To begin, we need to setup our data and retrieval components for RAG. We'll start with a dataset that contains info on the recent Llama 2 models:

In [7]:
from datasets import load_dataset

data = load_dataset(
    "jamescalam/llama-2-arxiv-papers-chunked",
    split="train"
)
data

Downloading readme:   0%|          | 0.00/409 [00:00<?, ?B/s]

Downloading data files:   0%|          | 0/1 [00:00<?, ?it/s]

Downloading data:   0%|          | 0.00/14.4M [00:00<?, ?B/s]

Extracting data files:   0%|          | 0/1 [00:00<?, ?it/s]
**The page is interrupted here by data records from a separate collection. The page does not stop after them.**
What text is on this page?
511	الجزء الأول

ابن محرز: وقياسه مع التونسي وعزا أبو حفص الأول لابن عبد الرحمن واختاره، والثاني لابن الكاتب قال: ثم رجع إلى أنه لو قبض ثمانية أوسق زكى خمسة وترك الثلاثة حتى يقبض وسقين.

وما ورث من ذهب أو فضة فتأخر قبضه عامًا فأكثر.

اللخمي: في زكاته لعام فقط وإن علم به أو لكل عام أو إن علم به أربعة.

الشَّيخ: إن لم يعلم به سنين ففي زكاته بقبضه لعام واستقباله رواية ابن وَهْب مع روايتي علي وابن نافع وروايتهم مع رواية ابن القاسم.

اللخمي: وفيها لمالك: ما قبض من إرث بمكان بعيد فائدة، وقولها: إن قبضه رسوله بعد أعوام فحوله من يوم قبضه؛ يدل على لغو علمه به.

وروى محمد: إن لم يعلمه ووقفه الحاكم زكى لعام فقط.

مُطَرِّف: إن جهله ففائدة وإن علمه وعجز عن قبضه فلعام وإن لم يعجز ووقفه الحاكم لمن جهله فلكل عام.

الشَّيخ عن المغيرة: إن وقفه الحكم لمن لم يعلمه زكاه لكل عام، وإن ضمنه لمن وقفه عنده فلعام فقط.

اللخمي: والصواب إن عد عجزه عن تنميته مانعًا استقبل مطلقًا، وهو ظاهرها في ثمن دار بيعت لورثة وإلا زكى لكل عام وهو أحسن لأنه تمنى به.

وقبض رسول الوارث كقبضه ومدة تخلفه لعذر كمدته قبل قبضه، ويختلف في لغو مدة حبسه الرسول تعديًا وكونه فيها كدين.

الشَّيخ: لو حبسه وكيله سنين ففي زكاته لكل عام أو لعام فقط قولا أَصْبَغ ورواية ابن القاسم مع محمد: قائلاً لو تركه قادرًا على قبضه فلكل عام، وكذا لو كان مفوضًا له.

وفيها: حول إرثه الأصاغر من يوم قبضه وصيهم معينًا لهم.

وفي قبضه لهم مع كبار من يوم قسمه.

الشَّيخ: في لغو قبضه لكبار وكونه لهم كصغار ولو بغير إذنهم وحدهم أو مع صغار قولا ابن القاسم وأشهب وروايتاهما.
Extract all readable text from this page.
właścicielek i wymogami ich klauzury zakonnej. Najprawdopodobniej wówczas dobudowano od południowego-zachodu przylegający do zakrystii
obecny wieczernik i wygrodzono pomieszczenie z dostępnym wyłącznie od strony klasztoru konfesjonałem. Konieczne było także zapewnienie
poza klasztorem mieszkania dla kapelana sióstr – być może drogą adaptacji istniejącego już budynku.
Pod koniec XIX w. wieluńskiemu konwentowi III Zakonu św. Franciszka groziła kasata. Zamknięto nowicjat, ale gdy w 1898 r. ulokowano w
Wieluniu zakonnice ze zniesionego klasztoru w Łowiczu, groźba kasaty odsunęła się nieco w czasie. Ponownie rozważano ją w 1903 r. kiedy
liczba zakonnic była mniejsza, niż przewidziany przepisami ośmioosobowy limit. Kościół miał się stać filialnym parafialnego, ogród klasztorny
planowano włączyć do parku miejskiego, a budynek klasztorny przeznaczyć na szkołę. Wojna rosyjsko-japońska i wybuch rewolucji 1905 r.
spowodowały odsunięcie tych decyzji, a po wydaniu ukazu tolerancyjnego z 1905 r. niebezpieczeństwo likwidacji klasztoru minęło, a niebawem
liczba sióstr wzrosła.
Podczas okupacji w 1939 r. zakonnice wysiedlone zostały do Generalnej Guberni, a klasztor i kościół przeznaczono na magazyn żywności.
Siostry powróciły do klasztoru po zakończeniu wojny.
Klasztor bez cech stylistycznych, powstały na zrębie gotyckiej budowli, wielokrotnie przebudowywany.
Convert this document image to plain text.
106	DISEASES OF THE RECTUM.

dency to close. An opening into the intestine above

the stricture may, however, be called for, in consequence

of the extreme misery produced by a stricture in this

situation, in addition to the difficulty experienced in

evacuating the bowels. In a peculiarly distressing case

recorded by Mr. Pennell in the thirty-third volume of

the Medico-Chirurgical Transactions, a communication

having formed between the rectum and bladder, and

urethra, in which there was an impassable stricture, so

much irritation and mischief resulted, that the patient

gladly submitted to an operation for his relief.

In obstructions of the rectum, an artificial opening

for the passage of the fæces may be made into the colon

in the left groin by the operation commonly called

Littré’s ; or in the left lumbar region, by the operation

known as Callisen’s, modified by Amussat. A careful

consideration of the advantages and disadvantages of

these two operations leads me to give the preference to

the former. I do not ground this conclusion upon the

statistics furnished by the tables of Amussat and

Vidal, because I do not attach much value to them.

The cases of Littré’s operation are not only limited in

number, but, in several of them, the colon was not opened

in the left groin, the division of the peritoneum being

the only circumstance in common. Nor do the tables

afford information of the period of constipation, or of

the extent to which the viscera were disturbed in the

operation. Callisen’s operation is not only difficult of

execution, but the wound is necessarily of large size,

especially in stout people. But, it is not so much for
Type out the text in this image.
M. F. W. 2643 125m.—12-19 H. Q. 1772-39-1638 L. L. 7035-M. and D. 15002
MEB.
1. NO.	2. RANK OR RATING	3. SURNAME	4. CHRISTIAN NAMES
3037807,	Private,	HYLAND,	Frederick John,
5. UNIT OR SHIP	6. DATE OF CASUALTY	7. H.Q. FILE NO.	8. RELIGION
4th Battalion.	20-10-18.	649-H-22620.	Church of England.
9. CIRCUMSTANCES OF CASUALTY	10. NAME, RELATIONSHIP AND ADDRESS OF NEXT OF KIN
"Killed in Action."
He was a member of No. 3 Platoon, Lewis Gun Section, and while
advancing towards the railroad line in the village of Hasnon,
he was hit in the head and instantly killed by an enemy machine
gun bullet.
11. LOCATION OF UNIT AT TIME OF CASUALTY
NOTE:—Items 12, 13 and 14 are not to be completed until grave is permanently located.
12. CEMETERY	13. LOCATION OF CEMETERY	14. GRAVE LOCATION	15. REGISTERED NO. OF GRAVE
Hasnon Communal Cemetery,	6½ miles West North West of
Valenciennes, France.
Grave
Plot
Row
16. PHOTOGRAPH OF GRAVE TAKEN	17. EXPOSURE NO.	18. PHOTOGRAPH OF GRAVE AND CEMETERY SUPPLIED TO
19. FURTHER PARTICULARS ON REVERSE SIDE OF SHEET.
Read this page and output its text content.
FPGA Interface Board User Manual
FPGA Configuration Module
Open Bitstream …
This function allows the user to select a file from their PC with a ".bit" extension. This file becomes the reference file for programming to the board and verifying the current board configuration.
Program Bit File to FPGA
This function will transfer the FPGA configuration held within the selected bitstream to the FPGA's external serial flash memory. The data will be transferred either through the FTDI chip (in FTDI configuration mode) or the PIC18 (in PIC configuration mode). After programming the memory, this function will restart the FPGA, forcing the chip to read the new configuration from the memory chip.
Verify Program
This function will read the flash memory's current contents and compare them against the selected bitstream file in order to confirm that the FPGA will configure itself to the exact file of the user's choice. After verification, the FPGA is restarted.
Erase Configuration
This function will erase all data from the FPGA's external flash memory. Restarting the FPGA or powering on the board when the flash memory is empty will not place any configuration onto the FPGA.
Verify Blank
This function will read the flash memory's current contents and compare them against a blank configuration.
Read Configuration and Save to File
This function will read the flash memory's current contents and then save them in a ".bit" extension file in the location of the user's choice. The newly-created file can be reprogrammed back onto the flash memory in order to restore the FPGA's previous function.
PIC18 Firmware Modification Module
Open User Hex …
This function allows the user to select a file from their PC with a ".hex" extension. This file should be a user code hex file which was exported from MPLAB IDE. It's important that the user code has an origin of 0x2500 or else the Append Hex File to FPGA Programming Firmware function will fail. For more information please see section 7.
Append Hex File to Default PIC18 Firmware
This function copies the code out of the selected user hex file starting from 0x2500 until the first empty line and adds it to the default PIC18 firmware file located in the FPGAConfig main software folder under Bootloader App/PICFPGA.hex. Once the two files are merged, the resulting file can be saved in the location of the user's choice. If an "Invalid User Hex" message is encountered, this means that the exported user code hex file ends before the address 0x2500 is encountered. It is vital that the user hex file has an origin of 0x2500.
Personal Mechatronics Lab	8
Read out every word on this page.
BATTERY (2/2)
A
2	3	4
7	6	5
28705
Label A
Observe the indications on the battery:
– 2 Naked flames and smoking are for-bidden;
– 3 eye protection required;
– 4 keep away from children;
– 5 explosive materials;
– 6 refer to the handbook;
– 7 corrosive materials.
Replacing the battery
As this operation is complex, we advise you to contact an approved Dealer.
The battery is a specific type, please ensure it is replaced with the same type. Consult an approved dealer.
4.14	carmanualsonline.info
Generating train split: 0 examples [00:00, ? examples/s]

Dataset({
    features: ['doi', 'chunk-id', 'chunk', 'id', 'title', 'summary', 'source', 'authors', 'categories', 'comment', 'journal_ref', 'primary_category', 'published', 'updated', 'references'],
    num_rows: 4838
})

In [8]:
data[0]

{'doi': '1102.0183',
 'chunk-id': '0',
 'chunk': 'High-Performance Neural Networks\nfor Visual Object Classi\x0ccation\nDan C. Cire\x18 san, Ueli Meier, Jonathan Masci,\nLuca M. Gambardella and J\x7f urgen Schmidhuber\nTechnical Report No. IDSIA-01-11\nJanuary 2011\nIDSIA / USI-SUPSI\nDalle Molle Institute for Arti\x0ccial Intelligence\nGalleria 2, 6928 Manno, Switzerland\nIDSIA is a joint institute of both University of Lugano (USI) and University of Applied Sciences of Southern Switzerland (SUPSI),\nand was founded in 1988 by the Dalle Molle Foundation which promoted quality of life.\nThis work was partially supported by the Swiss Commission for Technology and Innovation (CTI), Project n. 9688.1 IFF:\nIntelligent Fill in Form.arXiv:1102.0183v1  [cs.AI]  1 Feb 2011\nTechnical Report No. IDSIA-01-11 1\nHigh-Performance Neural Networks\nfor Visual Object Classi\x0ccation\nDan C. Cire\x18 san, Ueli Meier, Jonathan Masci,\nLuca M. Gambardella and J\x7f urgen Schmidhuber\nJanuary 2011\nAbs

We mainly want the information contained within the `chunk` parameter, although we can pull in other bits of data as metadata for use later. We'll also create a new unique ID for each record by concatenating the `doi` and `chunk-id` fields.

In [9]:
data = data.map(lambda x: {
    'uid': f"{x['doi']}-{x['chunk-id']}"
})
data

Map:   0%|          | 0/4838 [00:00<?, ? examples/s]

Dataset({
    features: ['doi', 'chunk-id', 'chunk', 'id', 'title', 'summary', 'source', 'authors', 'categories', 'comment', 'journal_ref', 'primary_category', 'published', 'updated', 'references', 'uid'],
    num_rows: 4838
})

In [10]:
data = data.to_pandas()
# drop irrelevant fields
data = data[['uid', 'chunk', 'title', 'source']]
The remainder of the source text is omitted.